To ensure the Chinese tourists return home after visiting Japan, Chinese travel agencies require a 50,000 yuan (about 640,000 yen) deposit from each traveler.
“Having been welcomed so warmly, I can feel the kindness of Japanese people. I am looking forward to traveling around the country because I hear Japan is beautiful,” said Wang Sibo, a 78-year-old Beijing resident who is visiting Japan for the first time.
The tour marks the official opening of Japan to individual Chinese traveling as tourists. Up to now, visas have been limited to those for visiting relatives, studying or pursuing commercial purposes.
Officials of the Tokyo-based tour organizer Tobu Travel Co. said they do not expect the number of Chinese tourists to increase sharply over the next couple of years because the Japanese government is restricting the annual number to 5,000. The firm, however, estimates the potential demand in China to be huge.

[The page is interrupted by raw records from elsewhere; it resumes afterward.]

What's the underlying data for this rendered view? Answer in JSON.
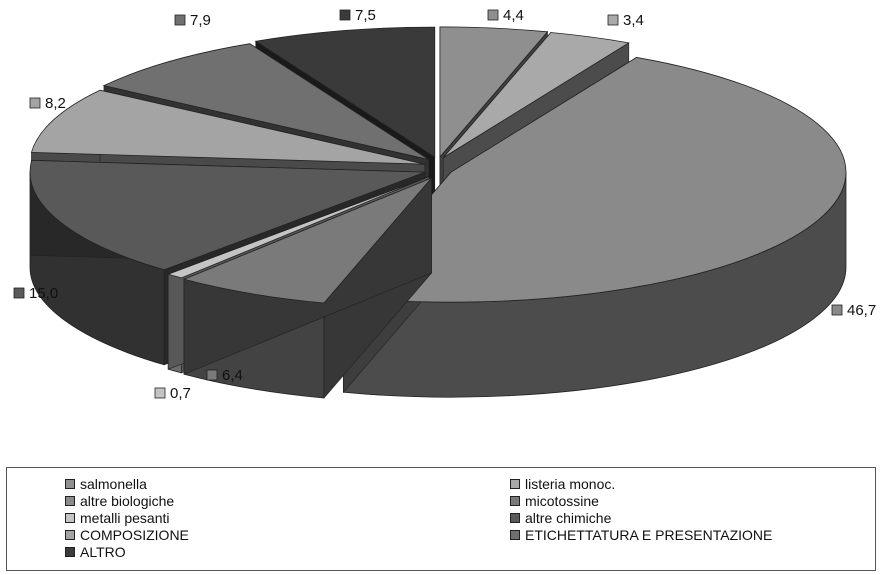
{
  "chart_data": {
    "type": "pie",
    "style": "3d-exploded",
    "title": "",
    "categories": [
      "salmonella",
      "listeria monoc.",
      "altre biologiche",
      "micotossine",
      "metalli pesanti",
      "altre chimiche",
      "COMPOSIZIONE",
      "ETICHETTATURA E PRESENTAZIONE",
      "ALTRO"
    ],
    "values": [
      4.4,
      3.4,
      46.7,
      6.4,
      0.7,
      15.0,
      8.2,
      7.9,
      7.5
    ],
    "value_labels": [
      "4,4",
      "3,4",
      "46,7",
      "6,4",
      "0,7",
      "15,0",
      "8,2",
      "7,9",
      "7,5"
    ],
    "colors": [
      "#8f8f8f",
      "#a9a9a9",
      "#8a8a8a",
      "#7a7a7a",
      "#c4c4c4",
      "#595959",
      "#a4a4a4",
      "#707070",
      "#3a3a3a"
    ],
    "legend_position": "bottom",
    "legend_columns": 2
  }
}
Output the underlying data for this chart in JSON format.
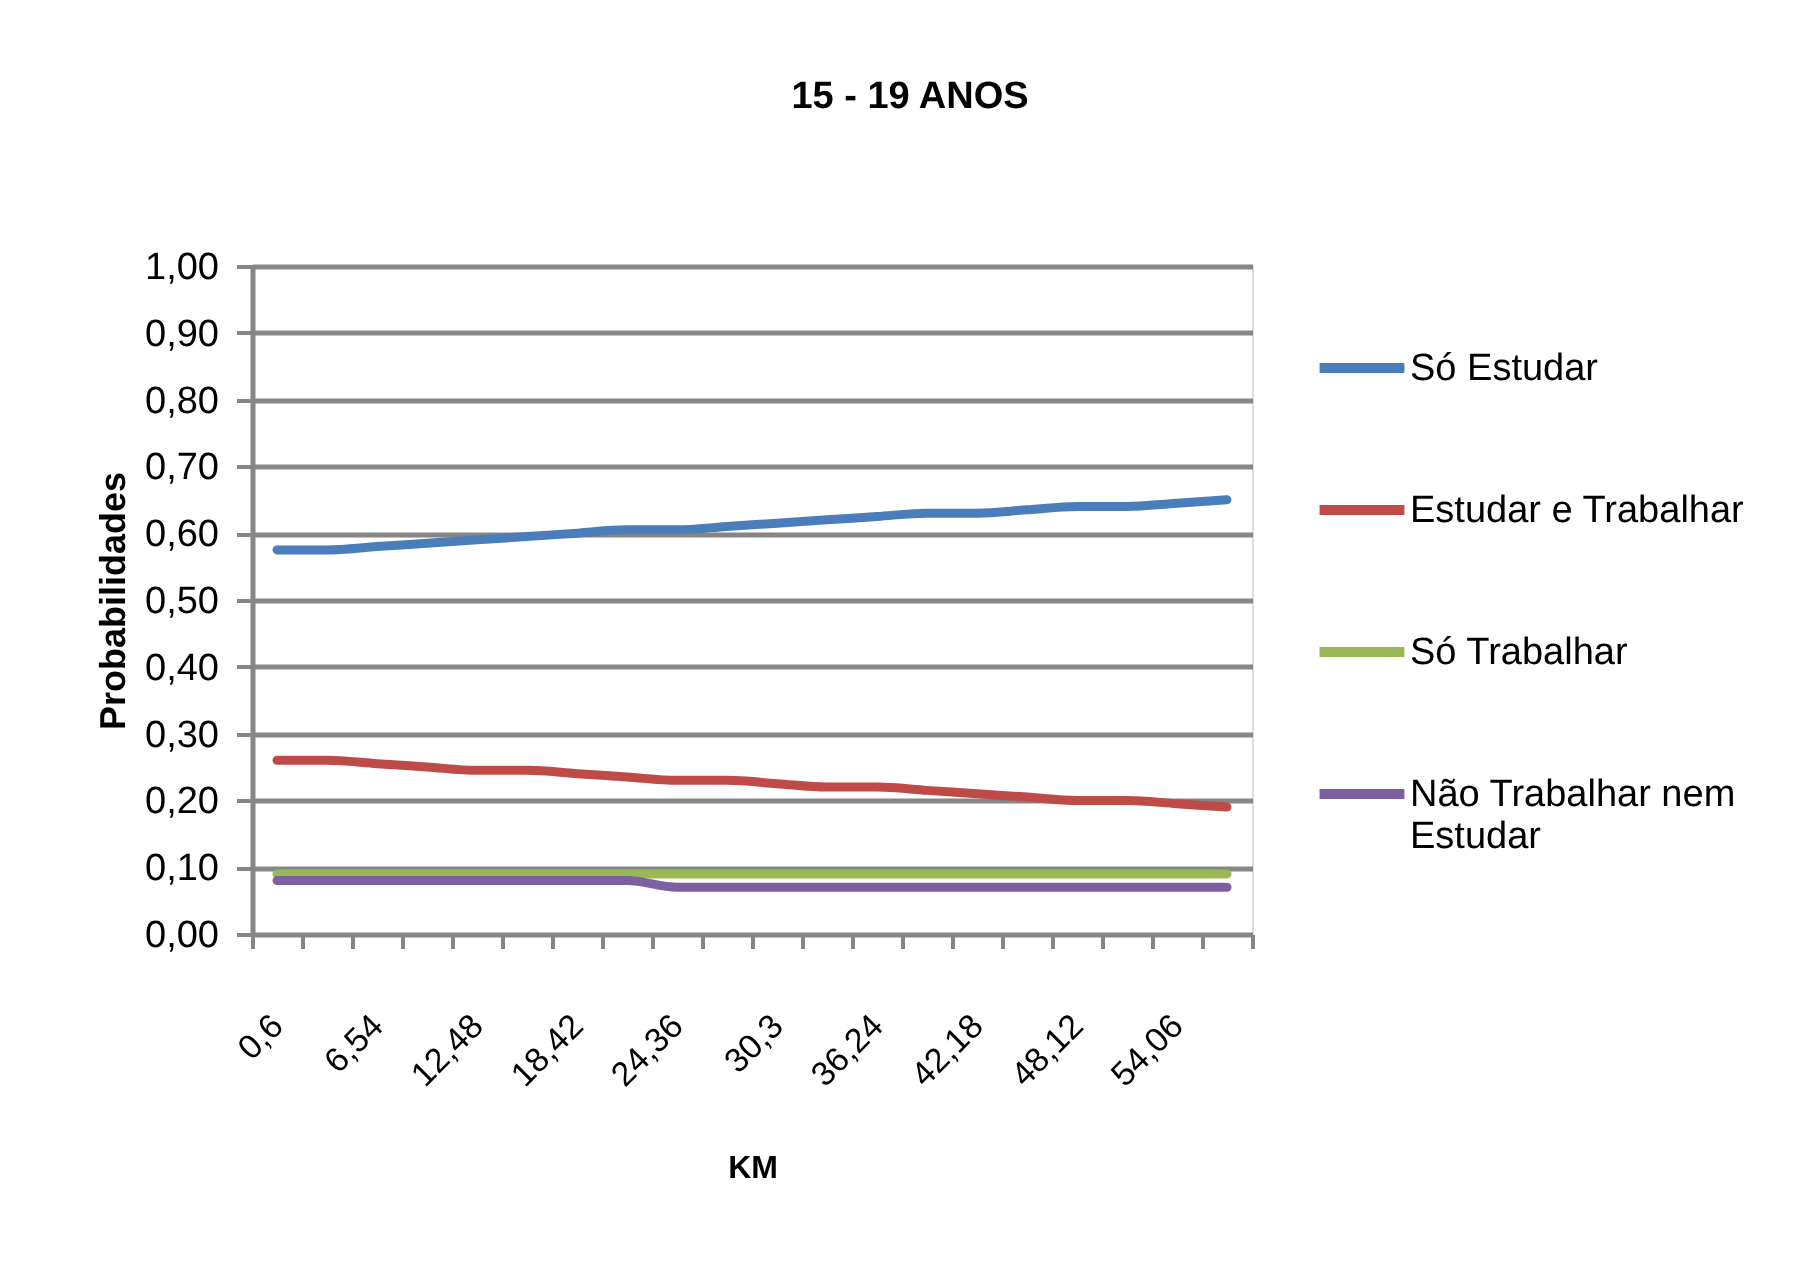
{
  "chart_data": {
    "type": "line",
    "title": "15 - 19 ANOS",
    "xlabel": "KM",
    "ylabel": "Probabilidades",
    "categories": [
      "0,6",
      null,
      "6,54",
      null,
      "12,48",
      null,
      "18,42",
      null,
      "24,36",
      null,
      "30,3",
      null,
      "36,24",
      null,
      "42,18",
      null,
      "48,12",
      null,
      "54,06",
      null
    ],
    "ylim": [
      0,
      1
    ],
    "yticks": [
      {
        "value": 0,
        "label": "0,00"
      },
      {
        "value": 0.1,
        "label": "0,10"
      },
      {
        "value": 0.2,
        "label": "0,20"
      },
      {
        "value": 0.3,
        "label": "0,30"
      },
      {
        "value": 0.4,
        "label": "0,40"
      },
      {
        "value": 0.5,
        "label": "0,50"
      },
      {
        "value": 0.6,
        "label": "0,60"
      },
      {
        "value": 0.7,
        "label": "0,70"
      },
      {
        "value": 0.8,
        "label": "0,80"
      },
      {
        "value": 0.9,
        "label": "0,90"
      },
      {
        "value": 1,
        "label": "1,00"
      }
    ],
    "grid": "y",
    "legend": "right",
    "series": [
      {
        "name": "Só Estudar",
        "color": "#4a7ebb",
        "values": [
          0.575,
          0.575,
          0.58,
          0.585,
          0.59,
          0.595,
          0.6,
          0.605,
          0.605,
          0.61,
          0.615,
          0.62,
          0.625,
          0.63,
          0.63,
          0.635,
          0.64,
          0.64,
          0.645,
          0.65
        ]
      },
      {
        "name": "Estudar e Trabalhar",
        "color": "#be4b48",
        "values": [
          0.26,
          0.26,
          0.255,
          0.25,
          0.245,
          0.245,
          0.24,
          0.235,
          0.23,
          0.23,
          0.225,
          0.22,
          0.22,
          0.215,
          0.21,
          0.205,
          0.2,
          0.2,
          0.195,
          0.19
        ]
      },
      {
        "name": "Só Trabalhar",
        "color": "#98b954",
        "values": [
          0.09,
          0.09,
          0.09,
          0.09,
          0.09,
          0.09,
          0.09,
          0.09,
          0.09,
          0.09,
          0.09,
          0.09,
          0.09,
          0.09,
          0.09,
          0.09,
          0.09,
          0.09,
          0.09,
          0.09
        ]
      },
      {
        "name": "Não Trabalhar nem Estudar",
        "color": "#7d60a0",
        "values": [
          0.08,
          0.08,
          0.08,
          0.08,
          0.08,
          0.08,
          0.08,
          0.08,
          0.07,
          0.07,
          0.07,
          0.07,
          0.07,
          0.07,
          0.07,
          0.07,
          0.07,
          0.07,
          0.07,
          0.07
        ]
      }
    ]
  }
}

Japanese tourism officials in Beijing said the tour participants are affluent Chinese who have previously traveled to Europe and the U.S.
The tourists who left for Japan on Wednesday are mostly managers at foreign-owned companies, owners of private businesses and government employees, and range in age between 7 and 82.
The tour, which cost up to 17,800 yuan (about 230,000 yen) per person, will include stops in Tokyo, Hakone in Kanagawa Prefecture, Nagoya, Kyoto, Osaka and Nagasaki.
According to Japanese officials, tourist visas to Japan will be limited to residents of Beijing, Shanghai and Guangdong Province for the time being, but may be extended to other regions in the future.